De um lado, o Partido dos Trabalhadores (PT) aposta em uma abordagem centrada na conciliação entre trabalho e vida familiar. Em propaganda partidária exibida a partir da última quarta-feira (23), a legenda defende que o trabalho não deve afastar mães de seus filhos e propõe a ampliação do tempo de convivência familiar por meio de um dia adicional de descanso.

De outro, o PL estrutura um discurso com protagonismo feminino para argumentar que a redução da jornada pode gerar efeitos adversos, como diminuição salarial e retração no mercado de trabalho.

A estratégia do PL acompanha o posicionamento adotado no Congresso Nacional, onde parlamentares têm incorporado argumentos do setor produtivo.
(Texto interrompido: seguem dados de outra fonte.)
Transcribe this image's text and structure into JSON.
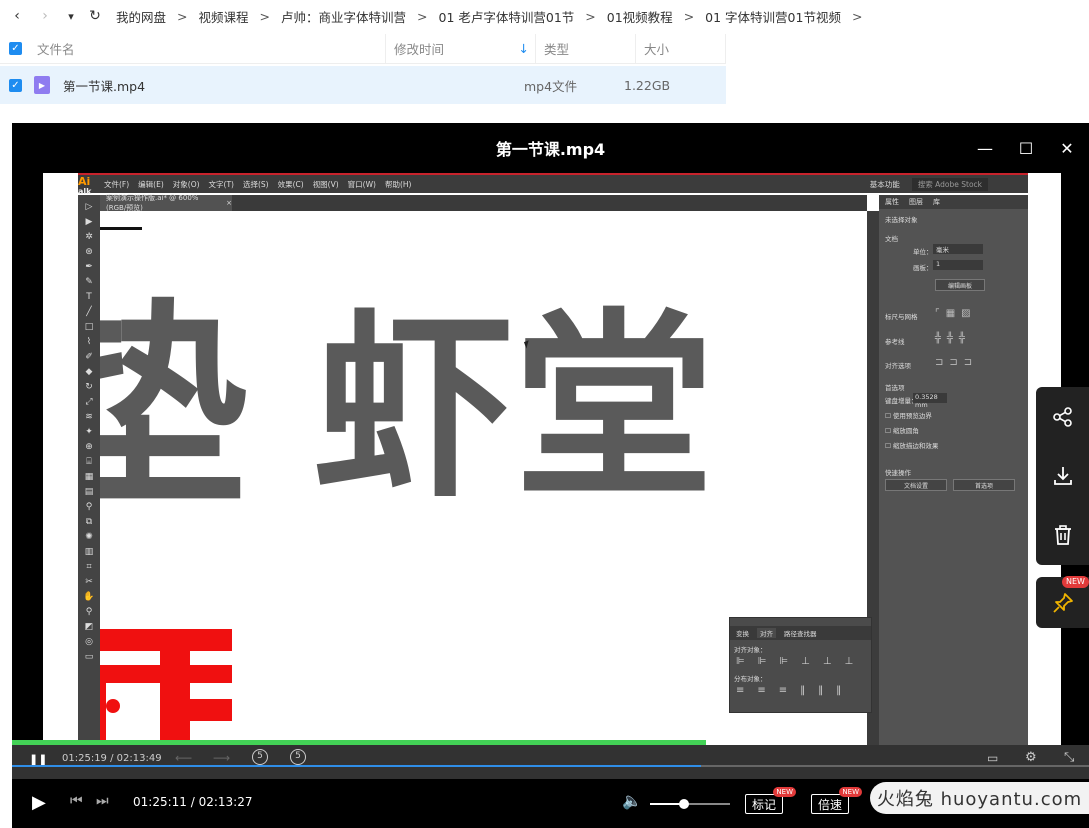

A defesa é de que qualquer mudança na jornada venha acompanhada de compensações às empresas e de uma transição gradual. Também passam a ganhar espaço alternativas como a ampliação de modelos de remuneração por hora trabalhada.

Sob a ótica eleitoral, pesquisas qualitativas indicam que o discurso do PT tende a encontrar maior receptividade entre o eleitorado feminino, especialmente ao associar a pauta à melhoria da qualidade de vida. Ainda assim, a implementação concreta de um dia adicional de folga antes das eleições de outubro é considerada improvável, diante do ritmo de tramitação das propostas e da complexidade das discussões sobre compensações econômicas e prazos de transição, que seguem travadas.

Nesse contexto, o debate tende a produzir efeitos mais no campo simbólico e narrativo das campanhas do que em mudanças efetivas no curto prazo. A disputa em torno da escala 6×1 reforça uma tendência já observada no cenário político recente: o uso de temas com forte apelo social como instrumento de mobilização de segmentos estratégicos do eleitorado, especialmente aqueles considerados mais voláteis.